Durante os últimos anos, o treinamento cognitivo(ou ginástica cerebral) tem recebido muito interesse e suporte porque a melhora do desempenho cognitivo de maneira confiável tem aplicações amplas em idosos, crianças, pessoas em tratamento, assim como no público em geral. Por exemplo, o treinamento cognitivo pode ter um papel importante no envelhecimento saudável, atrasando o aparecimento do declínio cognitivo ou reduzindo a severidade do declínio. Também pode ajudar pacientes esquizofrênicos a aliviar um pouco dos sintomas da doença que debilitam habilidades cognitivas, como o raciocínio lógico e a memória de trabalho. Ou então ajudar crianças no tratamento do déficit de atenção e dificuldades de aprendizagem.
Muito já foi falado sobre a plasticidade cerebral, ou seja, a capacidade do cérebro ficar melhor nas tarefas que são treinadas. Ultimamente, muitos centros de pesquisa tentam demonstrar como vários tipos de treinamento cognitivo podem melhorar o desempenho também de tarefas e habilidades não treinadas, um fenômeno chamado de transferência.

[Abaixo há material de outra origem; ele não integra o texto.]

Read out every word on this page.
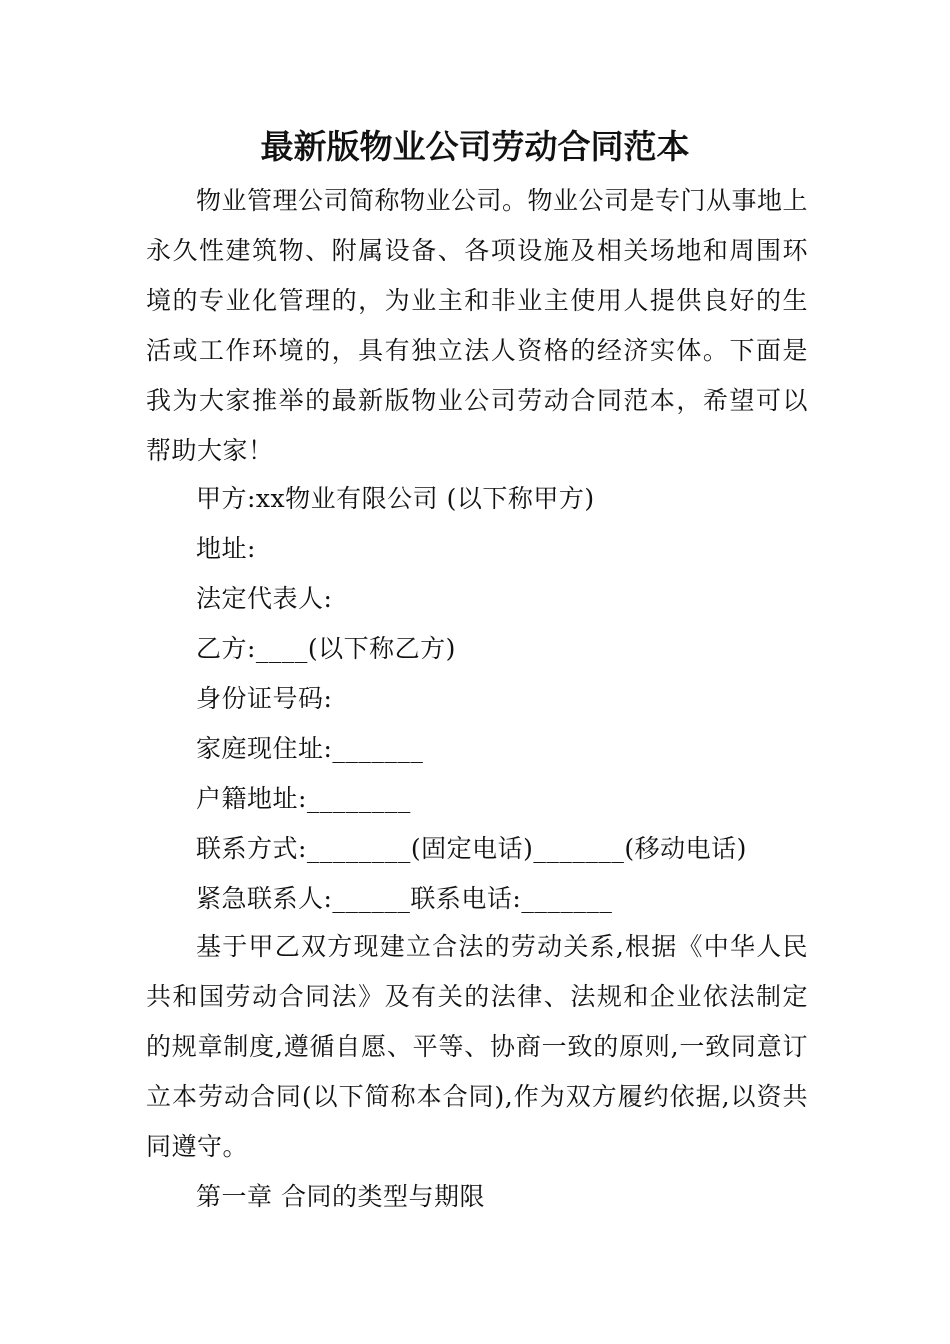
最新版物业公司劳动合同范本

物业管理公司简称物业公司。物业公司是专门从事地上永久性建筑物、附属设备、各项设施及相关场地和周围环境的专业化管理的，为业主和非业主使用人提供良好的生活或工作环境的，具有独立法人资格的经济实体。下面是我为大家推举的最新版物业公司劳动合同范本，希望可以帮助大家！

甲方:xx物业有限公司 (以下称甲方)

地址:

法定代表人:

乙方:____(以下称乙方)

身份证号码:

家庭现住址:_______

户籍地址:________

联系方式:________(固定电话)_______(移动电话)

紧急联系人:______联系电话:_______

基于甲乙双方现建立合法的劳动关系,根据《中华人民共和国劳动合同法》及有关的法律、法规和企业依法制定的规章制度,遵循自愿、平等、协商一致的原则,一致同意订立本劳动合同(以下简称本合同),作为双方履约依据,以资共同遵守。

第一章 合同的类型与期限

Porém, o sucesso em se comprovar o efeito de transferência ainda depende de um melhor entendimento da neurociência básica por trás do treinamento e da transferência. A hipótese predominante de como a transferência ocorre sugere que o treinamento de uma tarefa será transferido para outra tarefa se o treinamento induzir algum tipo de plasticidade ou mudança nas áreas ou circuitos cerebrais importantes para a tarefa não treinada. Essa hipótese é conhecida como a sobreposição neural do treinamento e, embora ela esteja bastante alinhada com a literatura atual em neurociência cognitiva, ainda não recebeu muito suporte empírico.

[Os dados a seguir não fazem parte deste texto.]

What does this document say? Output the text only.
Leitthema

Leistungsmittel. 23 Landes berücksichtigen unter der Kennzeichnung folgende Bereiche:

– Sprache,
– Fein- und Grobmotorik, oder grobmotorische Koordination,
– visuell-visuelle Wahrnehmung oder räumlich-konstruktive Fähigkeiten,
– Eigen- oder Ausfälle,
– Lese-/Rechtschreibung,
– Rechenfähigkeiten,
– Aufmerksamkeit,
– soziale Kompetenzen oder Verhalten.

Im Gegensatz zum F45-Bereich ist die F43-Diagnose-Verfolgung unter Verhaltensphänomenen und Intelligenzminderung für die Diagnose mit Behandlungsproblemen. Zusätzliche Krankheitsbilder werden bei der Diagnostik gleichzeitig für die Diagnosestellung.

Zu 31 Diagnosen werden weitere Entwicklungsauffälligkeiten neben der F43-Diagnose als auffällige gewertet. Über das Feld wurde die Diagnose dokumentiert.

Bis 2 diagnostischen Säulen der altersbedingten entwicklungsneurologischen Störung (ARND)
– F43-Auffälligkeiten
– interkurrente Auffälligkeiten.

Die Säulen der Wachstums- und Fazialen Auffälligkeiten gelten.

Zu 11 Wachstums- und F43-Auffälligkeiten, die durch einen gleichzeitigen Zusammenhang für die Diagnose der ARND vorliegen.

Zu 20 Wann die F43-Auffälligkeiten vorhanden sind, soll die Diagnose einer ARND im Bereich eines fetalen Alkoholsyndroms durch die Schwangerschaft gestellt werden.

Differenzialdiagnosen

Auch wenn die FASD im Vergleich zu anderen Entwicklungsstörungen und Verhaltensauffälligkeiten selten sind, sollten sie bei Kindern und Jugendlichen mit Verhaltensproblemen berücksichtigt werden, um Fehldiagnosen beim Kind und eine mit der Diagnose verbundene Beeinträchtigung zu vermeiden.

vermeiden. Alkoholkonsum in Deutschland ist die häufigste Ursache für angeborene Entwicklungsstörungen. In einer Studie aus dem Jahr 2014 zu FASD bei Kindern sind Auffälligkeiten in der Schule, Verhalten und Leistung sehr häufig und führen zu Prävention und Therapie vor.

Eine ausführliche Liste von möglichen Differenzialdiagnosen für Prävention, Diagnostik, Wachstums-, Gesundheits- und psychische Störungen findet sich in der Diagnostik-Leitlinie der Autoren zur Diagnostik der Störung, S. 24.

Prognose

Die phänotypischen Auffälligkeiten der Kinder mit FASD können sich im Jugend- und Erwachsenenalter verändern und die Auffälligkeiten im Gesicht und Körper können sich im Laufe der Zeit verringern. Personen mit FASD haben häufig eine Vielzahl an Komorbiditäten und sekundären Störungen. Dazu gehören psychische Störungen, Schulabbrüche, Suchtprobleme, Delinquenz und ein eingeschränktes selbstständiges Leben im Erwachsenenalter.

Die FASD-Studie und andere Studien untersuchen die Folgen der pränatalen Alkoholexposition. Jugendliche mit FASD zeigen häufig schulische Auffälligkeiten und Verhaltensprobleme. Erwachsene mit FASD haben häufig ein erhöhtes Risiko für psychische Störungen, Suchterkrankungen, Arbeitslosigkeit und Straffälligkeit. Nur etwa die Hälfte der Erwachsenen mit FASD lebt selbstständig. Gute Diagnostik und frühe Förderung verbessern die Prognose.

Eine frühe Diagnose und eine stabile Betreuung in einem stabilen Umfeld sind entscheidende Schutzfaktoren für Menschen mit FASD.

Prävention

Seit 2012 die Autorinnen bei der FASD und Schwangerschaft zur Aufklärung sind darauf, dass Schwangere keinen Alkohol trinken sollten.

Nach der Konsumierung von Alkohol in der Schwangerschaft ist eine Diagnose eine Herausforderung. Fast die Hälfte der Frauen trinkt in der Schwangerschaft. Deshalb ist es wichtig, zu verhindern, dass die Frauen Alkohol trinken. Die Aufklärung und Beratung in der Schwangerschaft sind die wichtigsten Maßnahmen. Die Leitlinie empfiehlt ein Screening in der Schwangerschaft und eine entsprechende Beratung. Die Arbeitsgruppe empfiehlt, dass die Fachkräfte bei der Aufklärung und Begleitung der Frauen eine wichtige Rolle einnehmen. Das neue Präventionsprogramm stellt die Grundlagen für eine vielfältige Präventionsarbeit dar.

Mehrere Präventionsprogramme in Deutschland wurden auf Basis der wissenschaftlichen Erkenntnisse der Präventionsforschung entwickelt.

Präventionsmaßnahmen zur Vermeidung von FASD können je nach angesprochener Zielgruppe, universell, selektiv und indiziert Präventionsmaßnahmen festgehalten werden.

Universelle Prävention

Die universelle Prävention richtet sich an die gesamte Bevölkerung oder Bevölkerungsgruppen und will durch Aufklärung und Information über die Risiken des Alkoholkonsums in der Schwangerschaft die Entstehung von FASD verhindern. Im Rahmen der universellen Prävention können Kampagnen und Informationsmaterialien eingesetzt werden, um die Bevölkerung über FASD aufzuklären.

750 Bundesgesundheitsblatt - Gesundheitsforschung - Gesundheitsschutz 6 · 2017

Um estudo recente tentou justamente testar essa hipótese, examinando se as mudanças na atividade cerebral que ocorrem depois de um treinamento de 30 horas num jogo de videogame estariam relacionadas com as mudanças de desempenho numa tarefa de memória de trabalho não treinada. O jogo escolhido para treinamento era bastante complexo, envolvendo o uso da memória de trabalho, raciocínio lógico, controle motor e atenção, e certos aspectos do treinamento eram bastante similares aos de uma tarefa de memória de trabalho conhecida como Tarefa de Memória Sternberg. Portanto, os pesquisadores esperavam demonstrar que a plasticidade induzida pelo jogo nas áreas cerebrais importantes para a memória de trabalho indicaria uma melhora pós-treino nessa outra tarefa de memória de trabalho não treinada, ou seja, os efeitos da transferência do treino.
Quando o estudo encerrou, eles encontraram evidências apoiando essa afirmação. Os resultados sugerem que aqueles indivíduos que obtiveram o maior benefício do treinamento com o jogo também foram aqueles em quem o treinamento teve o maior impacto neural. Além disso, a importância do impacto neural foi específica para as áreas do cérebro já conhecidas por estarem envolvidas na tarefa não treinada.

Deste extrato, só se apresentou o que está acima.